Gleich zwei neue Projekte haben Vertreter von Bund und Land am Montag (7.12.) in Wegberg-Wildenrath (Kreis Heinsberg) mit dem symbolischen Spatenstich auf den Weg gebracht: die B221 Ortsumgehung Wassenberg und die L117 Ortsumgehung Hückelhoven – Ratheim und Millich. Beide Straßen sollen künftig die jeweiligen Ortskerne vom Verkehr entlasten. Gleichzeitig kommen LKW und PKW über die beiden Strecken zügiger an ihr Ziel.

Enak Ferlemann, Parlamentarischer Staatssekretär beim Bundesminister für Verkehr und digitale Infrastruktur: „Die Investitionen in die Infrastruktur sind gut angelegtes Geld. Die Region profitiert von der Anbindung an das übergeordnete Verkehrsnetz und die Verkehrsteilnehmer von kürzeren Fahrzeiten.“

NRW-Verkehrsminister Michael Groschek ergänzte: „Wir beginnen hier gleichzeitig eine Bundes- und Landesmaßnahme, die Wassenberg von den überörtlichen Verkehren entlastet und gleichzeitig für den Wirtschaftsraum Wassenberg eine schnelle Anbindung an die A 46 ermöglicht. Besonders freut es mich, dass dieses mit einem Runden Tisch in allseitigem Konsens vorangetrieben werden konnte.“

Mit Blick auf die Bauarbeiten betonte Straßen.NRW-Hauptgeschäftsführerin Elfriede Sauerwein-Braksiek: „Wir gehen bei beiden Maßnahmen so vor, dass der laufende Verkehr auf den benachbarten Strecken so wenig wie möglich gestört wird, also möglichst ohne Vollsperrung. Deshalb entstehen zum Beispiel zunächst die entsprechenden Über- und Unterführungen in Kreuzungsbereichen.

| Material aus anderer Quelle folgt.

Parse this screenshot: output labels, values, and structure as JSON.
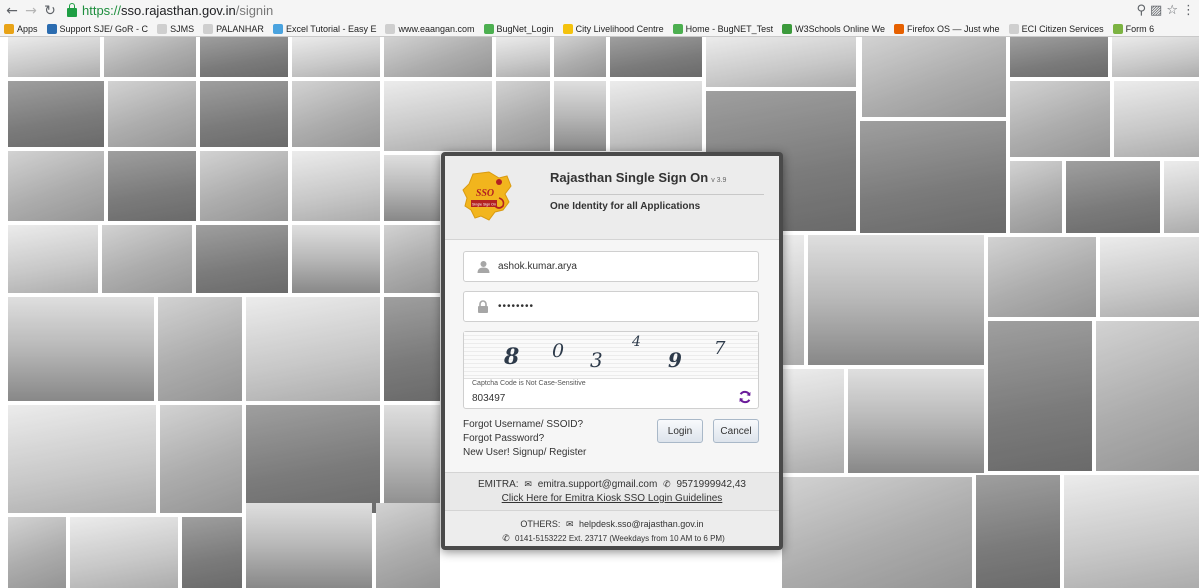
{
  "browser": {
    "url_scheme": "https://",
    "url_host": "sso.rajasthan.gov.in",
    "url_path": "/signin",
    "bookmarks": [
      {
        "label": "Apps",
        "color": "#e8a317"
      },
      {
        "label": "Support SJE/ GoR - C",
        "color": "#2b6cb0"
      },
      {
        "label": "SJMS",
        "color": "#cfcfcf"
      },
      {
        "label": "PALANHAR",
        "color": "#cfcfcf"
      },
      {
        "label": "Excel Tutorial - Easy E",
        "color": "#4aa3df"
      },
      {
        "label": "www.eaangan.com",
        "color": "#cfcfcf"
      },
      {
        "label": "BugNet_Login",
        "color": "#4caf50"
      },
      {
        "label": "City Livelihood Centre",
        "color": "#f4c20d"
      },
      {
        "label": "Home - BugNET_Test",
        "color": "#4caf50"
      },
      {
        "label": "W3Schools Online We",
        "color": "#3c9a3c"
      },
      {
        "label": "Firefox OS — Just whe",
        "color": "#e66000"
      },
      {
        "label": "ECI Citizen Services",
        "color": "#cfcfcf"
      },
      {
        "label": "Form 6",
        "color": "#7cb342"
      }
    ]
  },
  "login": {
    "title": "Rajasthan Single Sign On",
    "version": "v 3.9",
    "tagline": "One Identity for all Applications",
    "logo_text": "SSO",
    "logo_subtext": "Single Sign On",
    "username_value": "ashok.kumar.arya",
    "password_value": "••••••••",
    "captcha_digits": [
      "8",
      "0",
      "3",
      "4",
      "9",
      "7"
    ],
    "captcha_hint": "Captcha Code is Not Case-Sensitive",
    "captcha_value": "803497",
    "forgot_username": "Forgot Username/ SSOID?",
    "forgot_password": "Forgot Password?",
    "signup": "New User! Signup/ Register",
    "login_button": "Login",
    "cancel_button": "Cancel"
  },
  "emitra": {
    "label": "EMITRA:",
    "email": "emitra.support@gmail.com",
    "phone": "9571999942,43",
    "guidelines_link": "Click Here for Emitra Kiosk SSO Login Guidelines"
  },
  "others": {
    "label": "OTHERS:",
    "email": "helpdesk.sso@rajasthan.gov.in",
    "phone": "0141-5153222 Ext. 23717",
    "hours": "(Weekdays from 10 AM to 6 PM)"
  },
  "colors": {
    "modal_frame": "#4a4a4a",
    "url_green": "#1e8e3e",
    "refresh_purple": "#6a1b9a"
  }
}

Erst dann wird die neue Straße gebaut.“

B221 Ortsumgehung Wassenberg

Die Straßen.NRW-Regionalniederlassung Niederrhein verwirklicht die rund sechs Kilometer lange Ortsumgehung, die jeweils einen Fahrstreifen pro Richtung bietet, in zwei Bauabschnitten. Der erste Bauabschnitt, er läuft von Ende 2015 bis Ende 2017, führt vom Ende der Ortsumgehung Wildenrath („Friedrich-List-Allee“) bis zur L19. Der zweite Bauabschnitt, hier ist der Zeitraum Anfang 2017 bis Ende 2018 vorgesehen, verläuft von der L19 bis zur L117. Neun neue Brücken entstehen insgesamt. Zehn weitere Bauwerke, so genannte „Durchlässe“, sind mit Blick auf die Tierwelt geplant: Sie sollen dafür sorgen, dass Kleintiere, Wild und Amphibien ohne Gefahr die Straße queren können. Um Wildunfälle zu vermeiden, entstehen an mehreren Stellen entsprechende Schutzzäune. Überflughilfen und bepflanzte Erdwälle helfen Fledermaus und Steinkauz über die Straße. Da der Bau der neuen Ortsumgehung ohne einen Eingriff in Natur und Landschaft unmöglich wäre, finden auf einer Fläche von insgesamt rund 27 Hektar Ausgleichs- und Ersatzmaßnahmen statt. Dazu gehören unter anderem Obstwiesen und Aufforstungen.
Die Kosten für die B221 Ortsumgehung Wassenberg von rund 30 Millionen Euro zahlt der Bund.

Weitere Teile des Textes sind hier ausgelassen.